EU border watchdog Frontex calls the region delineated by the River Evros, Greece's natural boundary with Turkey, “the hottest area of illegal immigration in Europe”.
Over 50 percent of some 82,000 migrants who crossed onto the continent last year came through this region, Frontex deputy executive director Gil Arias said during a joint border exercise on Evros in May.
For the past five years, 'Nick' has made this area his second home, clocking thousands of hours behind the wheel of police-issue freighters, posing as a long-haul trucker trying to score a little extra income.
He carries seven different cell phones — which ring incessantly — and assumes various Balkan nationalities to throw smugglers off the scent whilst brokering deals to transport migrants aboard his truck.
“Sometimes I pretend to be Bulgarian, Albanian, Georgian on Turkish,” the officer said. “It can take up to six months to close a deal. I usually ask for 1,500 euros (2,100 dollars) and the deal closes at 1,000-1,200 euros.”
Smugglers have a different price list: Africans and Asians pay around 8,000 euros (11,000 dollars) on average for the trip to Greece while migrants from China are charged 13,000 euros, though the cost is lower by sea, he said,
“In Greece, migrant smuggling is a business more profitable than even drug trafficking. Networks can earn up 120 million euros a month,” he said.
Most of the migrants say they want to get to France and Scandinavian countries, mainly Finland, 'Nick' said.
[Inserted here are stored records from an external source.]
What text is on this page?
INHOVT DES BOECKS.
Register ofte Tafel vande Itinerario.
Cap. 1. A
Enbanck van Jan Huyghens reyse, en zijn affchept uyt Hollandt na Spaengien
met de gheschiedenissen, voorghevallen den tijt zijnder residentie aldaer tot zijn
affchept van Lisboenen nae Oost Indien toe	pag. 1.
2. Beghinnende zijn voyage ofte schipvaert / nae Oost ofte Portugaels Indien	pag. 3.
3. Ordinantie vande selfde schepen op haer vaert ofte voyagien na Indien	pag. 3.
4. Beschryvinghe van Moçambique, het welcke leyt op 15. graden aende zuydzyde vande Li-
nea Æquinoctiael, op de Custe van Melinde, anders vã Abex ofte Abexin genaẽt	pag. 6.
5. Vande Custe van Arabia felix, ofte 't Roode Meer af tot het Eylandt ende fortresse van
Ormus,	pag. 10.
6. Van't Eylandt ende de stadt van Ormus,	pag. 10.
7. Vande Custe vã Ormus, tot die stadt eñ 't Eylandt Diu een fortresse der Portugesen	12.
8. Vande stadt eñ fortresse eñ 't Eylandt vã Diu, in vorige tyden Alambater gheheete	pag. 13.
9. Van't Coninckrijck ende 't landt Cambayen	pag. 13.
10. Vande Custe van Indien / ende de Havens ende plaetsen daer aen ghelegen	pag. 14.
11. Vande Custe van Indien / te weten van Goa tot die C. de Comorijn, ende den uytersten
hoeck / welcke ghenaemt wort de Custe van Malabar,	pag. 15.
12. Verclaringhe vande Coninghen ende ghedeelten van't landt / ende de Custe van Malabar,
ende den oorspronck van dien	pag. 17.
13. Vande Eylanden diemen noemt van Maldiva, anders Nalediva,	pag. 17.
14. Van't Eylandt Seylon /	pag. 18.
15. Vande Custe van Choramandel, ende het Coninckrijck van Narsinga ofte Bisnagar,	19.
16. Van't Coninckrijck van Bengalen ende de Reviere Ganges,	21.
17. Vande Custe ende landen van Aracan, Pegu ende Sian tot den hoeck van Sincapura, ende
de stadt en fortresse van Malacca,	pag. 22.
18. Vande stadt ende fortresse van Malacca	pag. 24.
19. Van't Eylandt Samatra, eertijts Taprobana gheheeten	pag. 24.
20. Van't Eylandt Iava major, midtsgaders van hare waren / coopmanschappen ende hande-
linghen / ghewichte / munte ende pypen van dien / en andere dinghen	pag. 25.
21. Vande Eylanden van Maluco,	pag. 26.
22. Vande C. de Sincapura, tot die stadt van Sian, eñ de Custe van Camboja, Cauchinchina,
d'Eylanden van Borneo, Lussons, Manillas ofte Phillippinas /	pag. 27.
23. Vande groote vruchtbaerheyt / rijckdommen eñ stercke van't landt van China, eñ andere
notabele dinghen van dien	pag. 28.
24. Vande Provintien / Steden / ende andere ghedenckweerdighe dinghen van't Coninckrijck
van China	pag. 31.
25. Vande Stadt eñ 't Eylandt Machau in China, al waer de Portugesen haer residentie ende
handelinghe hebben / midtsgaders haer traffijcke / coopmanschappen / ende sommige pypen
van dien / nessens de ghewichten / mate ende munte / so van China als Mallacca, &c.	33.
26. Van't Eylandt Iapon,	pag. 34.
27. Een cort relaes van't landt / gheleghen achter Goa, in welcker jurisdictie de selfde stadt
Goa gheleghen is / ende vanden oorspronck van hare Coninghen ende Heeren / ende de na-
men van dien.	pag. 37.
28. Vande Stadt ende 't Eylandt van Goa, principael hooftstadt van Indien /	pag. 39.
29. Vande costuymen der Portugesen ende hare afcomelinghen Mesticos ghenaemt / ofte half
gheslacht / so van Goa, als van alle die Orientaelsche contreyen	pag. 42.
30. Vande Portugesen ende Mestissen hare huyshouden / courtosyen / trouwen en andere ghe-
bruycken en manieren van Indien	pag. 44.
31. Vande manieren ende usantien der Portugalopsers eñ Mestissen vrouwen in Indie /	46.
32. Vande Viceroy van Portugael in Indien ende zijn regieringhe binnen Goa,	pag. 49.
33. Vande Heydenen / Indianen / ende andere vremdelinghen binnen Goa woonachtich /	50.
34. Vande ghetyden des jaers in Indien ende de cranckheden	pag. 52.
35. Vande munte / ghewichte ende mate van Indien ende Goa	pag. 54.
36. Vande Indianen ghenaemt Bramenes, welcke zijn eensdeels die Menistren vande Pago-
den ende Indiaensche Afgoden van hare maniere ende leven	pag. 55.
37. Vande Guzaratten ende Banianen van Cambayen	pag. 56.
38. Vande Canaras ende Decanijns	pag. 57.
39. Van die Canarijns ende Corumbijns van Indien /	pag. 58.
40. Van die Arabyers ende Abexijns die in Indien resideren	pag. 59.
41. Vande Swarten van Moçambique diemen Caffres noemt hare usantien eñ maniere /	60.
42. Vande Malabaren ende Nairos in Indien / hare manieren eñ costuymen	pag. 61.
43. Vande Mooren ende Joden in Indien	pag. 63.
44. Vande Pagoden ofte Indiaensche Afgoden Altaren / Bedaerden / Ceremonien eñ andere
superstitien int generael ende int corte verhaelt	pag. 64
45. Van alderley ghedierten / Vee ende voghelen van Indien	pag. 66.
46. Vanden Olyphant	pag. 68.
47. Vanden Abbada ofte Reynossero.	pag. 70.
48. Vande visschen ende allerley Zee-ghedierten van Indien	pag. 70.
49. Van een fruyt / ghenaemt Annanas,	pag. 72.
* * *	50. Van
Police made over 53,000 arrests in northern Greece last year, including some 500 caught as a result of 'Nick's' undercover activities. He hands the migrants he carries to the police, but helps fellow truck drivers evade arrest or land lighter court sentences to maintain his contacts inside Turkey.
Things are not always smooth. Once he didn't go home for three months after hearing that an Albanian convict had put out word he wanted him dead. On another occasion he was nearly shot by Greek border guards.
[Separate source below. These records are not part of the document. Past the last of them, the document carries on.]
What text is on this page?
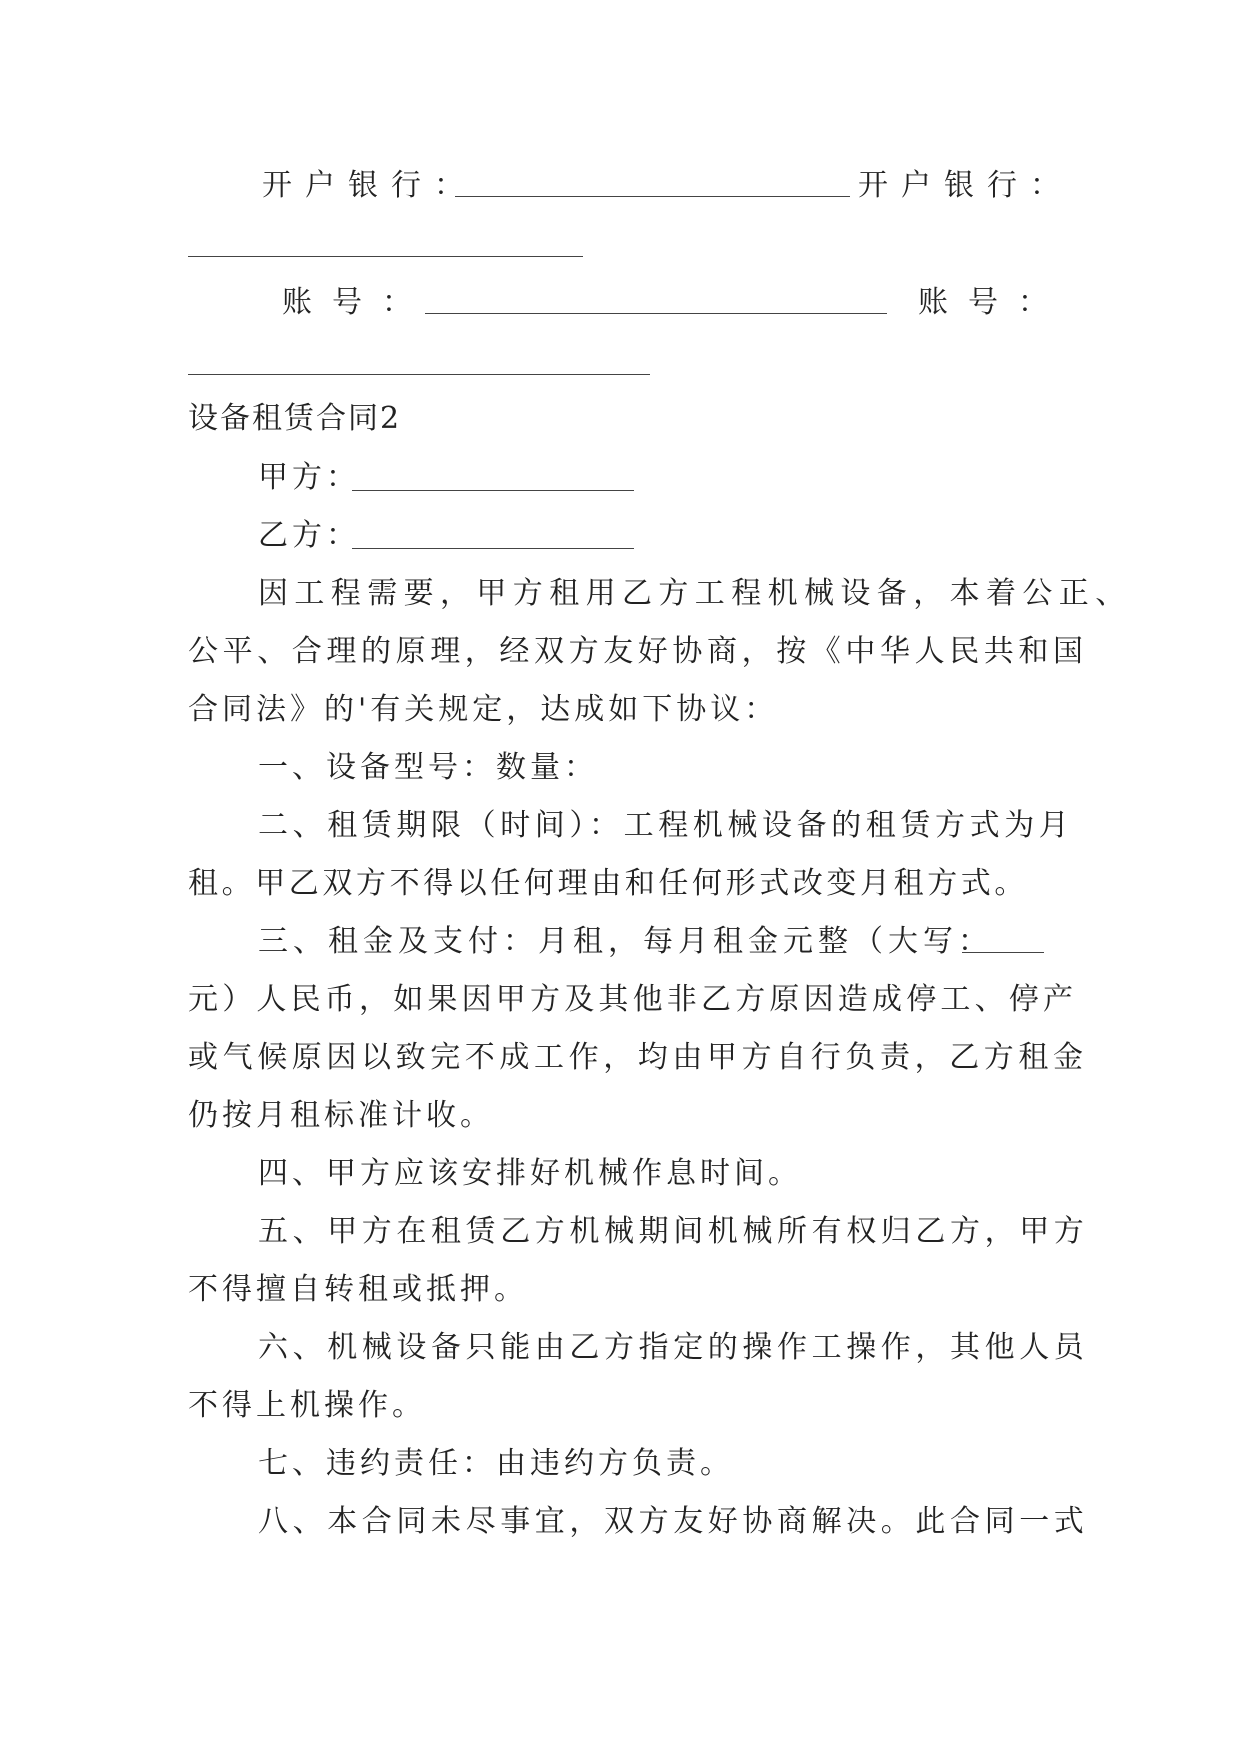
开户银行：	开户银行：
账号：	账号：
设备租赁合同2
甲方：
乙方：
因工程需要，甲方租用乙方工程机械设备，本着公正、
公平、合理的原理，经双方友好协商，按《中华人民共和国
合同法》的'有关规定，达成如下协议：
一、设备型号：数量：
二、租赁期限（时间）：工程机械设备的租赁方式为月
租。甲乙双方不得以任何理由和任何形式改变月租方式。
三、租金及支付：月租，每月租金元整（大写：
元）人民币，如果因甲方及其他非乙方原因造成停工、停产
或气候原因以致完不成工作，均由甲方自行负责，乙方租金
仍按月租标准计收。
四、甲方应该安排好机械作息时间。
五、甲方在租赁乙方机械期间机械所有权归乙方，甲方
不得擅自转租或抵押。
六、机械设备只能由乙方指定的操作工操作，其他人员
不得上机操作。
七、违约责任：由违约方负责。
八、本合同未尽事宜，双方友好协商解决。此合同一式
“Because of a cross-department blunder I found myself lying on the ground with Greek border guards aiming their guns at my head,” he said.
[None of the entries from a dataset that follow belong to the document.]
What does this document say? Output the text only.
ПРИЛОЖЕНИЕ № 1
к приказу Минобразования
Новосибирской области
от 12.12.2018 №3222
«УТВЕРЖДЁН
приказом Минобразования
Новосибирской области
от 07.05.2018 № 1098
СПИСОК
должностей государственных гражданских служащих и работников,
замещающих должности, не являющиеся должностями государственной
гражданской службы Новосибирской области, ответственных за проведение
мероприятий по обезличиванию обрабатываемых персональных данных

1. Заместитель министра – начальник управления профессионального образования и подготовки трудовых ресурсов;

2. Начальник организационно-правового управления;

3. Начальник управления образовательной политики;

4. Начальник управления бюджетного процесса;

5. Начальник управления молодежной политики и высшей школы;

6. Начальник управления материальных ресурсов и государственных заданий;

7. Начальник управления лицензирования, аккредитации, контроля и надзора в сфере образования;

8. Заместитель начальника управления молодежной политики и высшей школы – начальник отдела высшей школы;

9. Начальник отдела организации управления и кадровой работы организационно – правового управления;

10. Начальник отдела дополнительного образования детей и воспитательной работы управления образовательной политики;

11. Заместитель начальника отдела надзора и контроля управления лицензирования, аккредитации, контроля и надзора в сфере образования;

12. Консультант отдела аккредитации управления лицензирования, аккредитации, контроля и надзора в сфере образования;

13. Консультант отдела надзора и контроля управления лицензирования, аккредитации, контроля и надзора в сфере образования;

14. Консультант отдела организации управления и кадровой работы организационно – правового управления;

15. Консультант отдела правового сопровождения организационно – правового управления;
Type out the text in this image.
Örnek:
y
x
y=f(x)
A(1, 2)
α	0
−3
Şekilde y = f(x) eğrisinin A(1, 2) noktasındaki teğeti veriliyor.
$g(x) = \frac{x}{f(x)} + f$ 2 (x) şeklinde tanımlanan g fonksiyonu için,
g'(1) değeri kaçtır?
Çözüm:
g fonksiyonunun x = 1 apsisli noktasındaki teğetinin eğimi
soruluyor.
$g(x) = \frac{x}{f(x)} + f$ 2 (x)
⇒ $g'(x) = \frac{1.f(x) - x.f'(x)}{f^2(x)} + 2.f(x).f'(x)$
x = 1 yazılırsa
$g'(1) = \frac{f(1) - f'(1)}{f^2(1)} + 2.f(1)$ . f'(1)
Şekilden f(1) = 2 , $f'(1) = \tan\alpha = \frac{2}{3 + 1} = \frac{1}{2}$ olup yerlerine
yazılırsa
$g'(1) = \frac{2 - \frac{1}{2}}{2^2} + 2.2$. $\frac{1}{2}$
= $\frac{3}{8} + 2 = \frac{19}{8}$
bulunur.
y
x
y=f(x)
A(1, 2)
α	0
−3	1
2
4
“I tell you, by the time I could convince them that I'm a police officer my heart had nearly leaped out of my chest.”
Around a year ago, senior police officers began discouraging the arrest of illegal immigrants because the country is running out of space to detain them.
The Greek interior ministry says it has spent over 10 million euros in the last four years to build a dozen new migrant holding centres for 3,800 people.
Yet more than 146,000 migrants were caught in the country last year, some of whom may have been in Greece for several years. This was higher than the 122,000 arrested in 2007 and a huge spike over the 45,000 arrested in 2004, according to interior ministry figures.
The problem is compounded by Turkey's refusal to readmit migrants that crossed into Greece from its territory despite a protocol signed between Athens and Ankara in 2001, the ministry says.